I can see you are enjoying the life outside of a highly regulated industry. Having certain kinds of production data in tests (or feeding that to test environment) would be a major audit finding in any finance or healthcare company.

Makes for both a blessing and a curse.

2 comments

You can anonymize such data or get the necessary agreements for a small subset. All of which is tricky, but not impossible.
> You can anonymize such data

...thereby destroying the production-like features for which you want it for testing, which you then need to recreate and reintroduce, so you might as well just synthesize test data in the first place, since that's what you end up doing anyway, in effect.

I know you probably just want to be annoying, but really, there is a world of difference between completely synthetic and anonymized data. Without talking about specifics, anonymizing is just the operation of making the process of deanonymization a lot of harder. "Hard enough" is usually specified in some form by the regulator. You can identify an individual by their ECG data, for example, it's just really hard...
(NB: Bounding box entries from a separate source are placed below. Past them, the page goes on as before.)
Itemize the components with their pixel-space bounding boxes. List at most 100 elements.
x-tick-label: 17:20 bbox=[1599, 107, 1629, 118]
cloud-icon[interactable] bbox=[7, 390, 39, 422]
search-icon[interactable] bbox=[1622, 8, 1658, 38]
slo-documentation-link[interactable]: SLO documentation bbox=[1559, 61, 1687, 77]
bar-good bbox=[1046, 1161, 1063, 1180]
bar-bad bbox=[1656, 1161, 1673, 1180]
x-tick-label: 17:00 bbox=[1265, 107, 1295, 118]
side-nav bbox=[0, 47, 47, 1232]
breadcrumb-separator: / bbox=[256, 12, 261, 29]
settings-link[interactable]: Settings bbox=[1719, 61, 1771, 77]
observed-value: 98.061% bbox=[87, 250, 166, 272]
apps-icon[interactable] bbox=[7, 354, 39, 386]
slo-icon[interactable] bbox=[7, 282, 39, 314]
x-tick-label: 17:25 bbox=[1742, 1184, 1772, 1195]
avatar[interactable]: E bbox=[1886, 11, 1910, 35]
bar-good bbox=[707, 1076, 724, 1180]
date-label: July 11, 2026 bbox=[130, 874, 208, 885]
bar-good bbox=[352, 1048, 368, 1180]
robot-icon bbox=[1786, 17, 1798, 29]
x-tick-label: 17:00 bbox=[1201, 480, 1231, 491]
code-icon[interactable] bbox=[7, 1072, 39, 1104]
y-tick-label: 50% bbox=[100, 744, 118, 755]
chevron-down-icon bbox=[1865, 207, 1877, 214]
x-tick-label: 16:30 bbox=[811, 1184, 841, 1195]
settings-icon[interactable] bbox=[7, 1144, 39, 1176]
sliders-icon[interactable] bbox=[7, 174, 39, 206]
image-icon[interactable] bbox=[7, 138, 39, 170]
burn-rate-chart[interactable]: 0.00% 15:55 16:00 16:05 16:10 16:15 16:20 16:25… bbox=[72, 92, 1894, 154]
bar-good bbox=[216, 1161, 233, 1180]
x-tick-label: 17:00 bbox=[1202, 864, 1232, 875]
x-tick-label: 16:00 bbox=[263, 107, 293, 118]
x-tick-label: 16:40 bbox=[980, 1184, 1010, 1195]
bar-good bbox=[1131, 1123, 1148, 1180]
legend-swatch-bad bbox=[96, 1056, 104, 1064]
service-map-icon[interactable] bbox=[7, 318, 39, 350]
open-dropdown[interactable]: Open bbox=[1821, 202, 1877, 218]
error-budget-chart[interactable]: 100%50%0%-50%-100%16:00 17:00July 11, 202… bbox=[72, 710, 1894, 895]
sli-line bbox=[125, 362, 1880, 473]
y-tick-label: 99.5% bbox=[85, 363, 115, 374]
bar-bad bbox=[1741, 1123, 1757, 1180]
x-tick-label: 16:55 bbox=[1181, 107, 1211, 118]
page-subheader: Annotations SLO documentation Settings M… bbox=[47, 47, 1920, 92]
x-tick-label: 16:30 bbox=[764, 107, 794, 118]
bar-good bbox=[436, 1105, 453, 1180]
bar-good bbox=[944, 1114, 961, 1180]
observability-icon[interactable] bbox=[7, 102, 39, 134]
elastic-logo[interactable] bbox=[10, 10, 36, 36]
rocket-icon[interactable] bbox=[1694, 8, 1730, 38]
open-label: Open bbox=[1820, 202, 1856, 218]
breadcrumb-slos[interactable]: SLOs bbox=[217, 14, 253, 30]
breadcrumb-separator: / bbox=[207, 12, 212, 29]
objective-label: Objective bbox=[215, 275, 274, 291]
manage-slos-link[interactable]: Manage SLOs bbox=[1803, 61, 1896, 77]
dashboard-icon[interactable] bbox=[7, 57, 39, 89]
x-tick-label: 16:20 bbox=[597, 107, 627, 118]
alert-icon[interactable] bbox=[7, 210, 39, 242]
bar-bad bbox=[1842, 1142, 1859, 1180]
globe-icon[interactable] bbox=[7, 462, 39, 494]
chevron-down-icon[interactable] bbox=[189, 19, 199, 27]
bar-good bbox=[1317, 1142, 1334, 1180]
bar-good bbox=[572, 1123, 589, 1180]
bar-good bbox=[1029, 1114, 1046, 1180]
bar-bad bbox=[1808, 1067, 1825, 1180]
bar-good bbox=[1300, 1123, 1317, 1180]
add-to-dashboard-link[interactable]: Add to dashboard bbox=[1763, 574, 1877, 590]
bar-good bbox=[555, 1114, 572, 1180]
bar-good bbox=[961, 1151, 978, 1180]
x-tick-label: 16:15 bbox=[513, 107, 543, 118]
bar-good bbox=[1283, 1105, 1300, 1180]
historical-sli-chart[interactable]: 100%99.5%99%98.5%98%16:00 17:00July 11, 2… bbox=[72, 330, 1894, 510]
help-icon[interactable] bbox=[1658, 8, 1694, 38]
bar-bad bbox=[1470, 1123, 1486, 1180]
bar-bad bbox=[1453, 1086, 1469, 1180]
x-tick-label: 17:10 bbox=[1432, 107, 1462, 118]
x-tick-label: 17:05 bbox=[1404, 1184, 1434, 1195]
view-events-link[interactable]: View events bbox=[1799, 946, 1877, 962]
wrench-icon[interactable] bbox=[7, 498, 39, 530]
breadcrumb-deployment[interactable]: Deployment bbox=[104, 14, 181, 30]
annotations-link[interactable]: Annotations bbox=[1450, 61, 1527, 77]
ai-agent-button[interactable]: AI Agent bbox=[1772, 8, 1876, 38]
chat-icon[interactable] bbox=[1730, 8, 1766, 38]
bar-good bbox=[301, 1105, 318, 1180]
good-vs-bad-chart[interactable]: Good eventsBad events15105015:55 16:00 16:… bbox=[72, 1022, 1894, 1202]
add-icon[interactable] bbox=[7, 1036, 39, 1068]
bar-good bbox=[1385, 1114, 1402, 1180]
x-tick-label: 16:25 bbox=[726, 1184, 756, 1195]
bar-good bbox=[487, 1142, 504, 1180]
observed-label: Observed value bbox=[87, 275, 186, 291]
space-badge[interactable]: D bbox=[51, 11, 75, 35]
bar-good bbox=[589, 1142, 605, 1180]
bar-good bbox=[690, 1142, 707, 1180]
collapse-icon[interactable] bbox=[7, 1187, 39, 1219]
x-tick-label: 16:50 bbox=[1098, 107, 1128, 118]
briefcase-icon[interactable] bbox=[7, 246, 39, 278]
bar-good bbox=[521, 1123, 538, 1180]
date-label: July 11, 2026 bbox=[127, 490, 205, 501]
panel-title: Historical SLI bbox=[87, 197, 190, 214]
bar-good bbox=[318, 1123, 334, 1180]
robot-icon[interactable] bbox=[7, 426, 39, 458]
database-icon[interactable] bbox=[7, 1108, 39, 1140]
No, in actual practice you don't scrub the stuff you actually need to test.

> I know you probably just want to be annoying, but really, there is a world of difference between completely synthetic and anonymized data.

No, I’ve spent ~20 years in healthcare, with this issue as a frequently recurring issue.

> No, in actual practice you don't scrub the stuff you actually need to test.

In actual practice, the stuff you really need to test often overlaps with the stuff minimally required to scrub to legally deanonymize the data. The most common scenario I’ve seen trying to do this is both creating most of the work of generating synthetic data and failing to legally deidentify the source data.

What I wrote was meant in the context of data science. You can not do ML without having access to real data, not even in highly regulated industries. Obviously you won't touch PIIs. But whether the real data is sitting in your train/test/validation data set or you use it for integration tests, doesn't make any difference from the perspective of an audit.